Für eine liebe Freundin – für alle, die sich nicht sicher sind, in welcher Welt sie sich gerade befinden – für alle, die liebe Menschen kennen, die von Dingen erzählen, die sie selber sehen, die aber für andere nicht sichtbar sind – für alle, die zwischen dem Hier und den Anders-Welten unterwegs sind –
In Liebe für Euch, die Ihr das Gefühl habt, es gäbe noch mehr zwischen Himmel und Erde, als das, was in unserer (westlichen) Welt als “normal” gilt …
In Liebe für Euch alle 🙂

 

„Aimee – träumst Du? Die Männer kommen gleich heim – wie weit bist Du?“
Das kleine Mädchen zuckte zusammen, blickte auf das Gemüse, das noch unberührt vor ihr lag und antwortete schnell: „Gleich, Mamá!“
Ana schaute um die Ecke, sah ihre Tochter dort sitzen, wo sie vor langen Monden selber als Kind gesessen hatte und musste schmunzeln.
„Komm, ich helf Dir – gemeinsam werden wir vielleicht noch rechtzeitig fertig!“
Eine Weile saßen beide – Mutter und Tochter – auf dem Boden und ließen die scharfen Messer ihre Arbeit tun.
„Mamá?“, einen Moment Stille während Ana Aimee anschaute. „Mamá, die Lehrerin hat heute wieder mit mir geschimpft“, sagte die Kleine leise.
„Ich weiß.“
„Mamá – ich will doch immer gut sein in der Schule, aber manchmal kann ich es einfach nicht – ich meine es doch nicht böse. Aber sie denkt, ich mag sie nicht leiden, wenn ich nicht aufpasse und dann wird sie wütend.“
„Ich weiß, mein Kind! Sie ist keine von uns – sie versteht nicht. Und wenn Menschen etwas nicht verstehen, denken sie etwas Falsches davon und werden wütend.“
„Aber Mamá – ich verstehe es doch auch nicht. Warum wandern meine Gedanken immer – warum sind da diese vielen Träume? Und wenn die Lehrerin dann wissen will, wovon ich geträumt habe, kann ich mich nicht einmal erinnern.“ Aimees Augen wurden feucht. Sie wischte sich schnell über’s Gesicht.
Die Mutter schaute sie liebevoll an. Dann erwiderte sie leise, „ich weiß, mein Kind – irgendwann wirst Du verstehen und dann wirst Du froh sein, die Gabe des Träumens von den Ahnen bekommen zu haben!“
„Aber wann, Mamá? Die Lehrerin ist JETZT böse mit mir – und Du hast mehr Arbeit, weil ich geträumt habe“, schluchzte Aimee. Ana nahm ihre Tochter liebevoll in den Arm, ließ sie weinen bis keine Tränen mehr kamen … eine Antwort hatte sie nicht – noch nicht.

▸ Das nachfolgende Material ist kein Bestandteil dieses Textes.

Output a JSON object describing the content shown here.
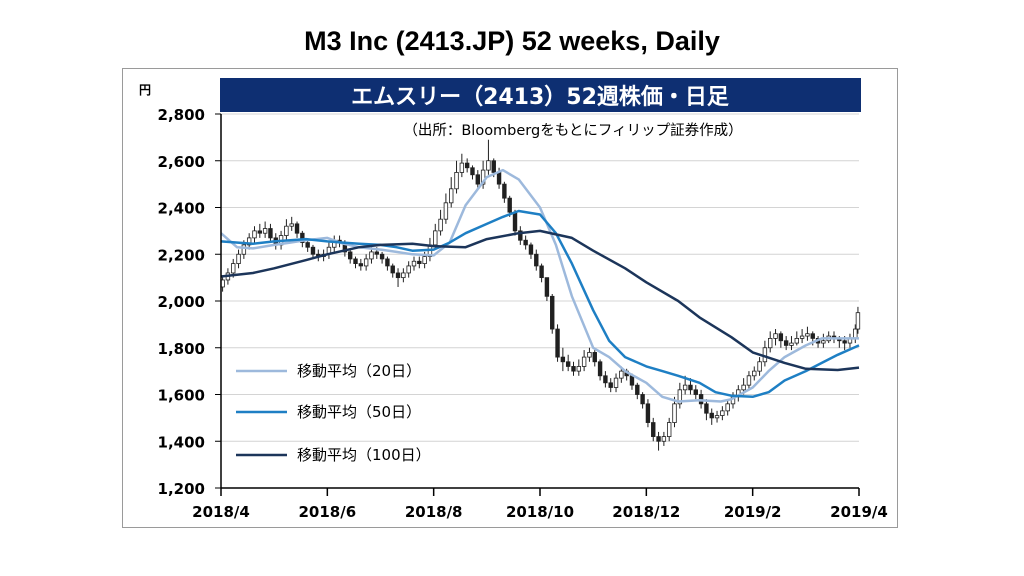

Am nächsten Tag gab sich Aimee besonders viel Mühe in der Schule, mit ihrer ganzen Aufmerksamkeit im Unterrichtsraum zu bleiben. Als der Gong ertönte, packten alle Kinder ihre Sachen, strömten fröhlich nach draußen. Aimee folgte ihnen langsam. Sollte sie jetzt für immer sich so anstrengen müssen, um nicht in Gedanken auf Wanderschaft zu gehen? Sie war müde und voller Zweifel.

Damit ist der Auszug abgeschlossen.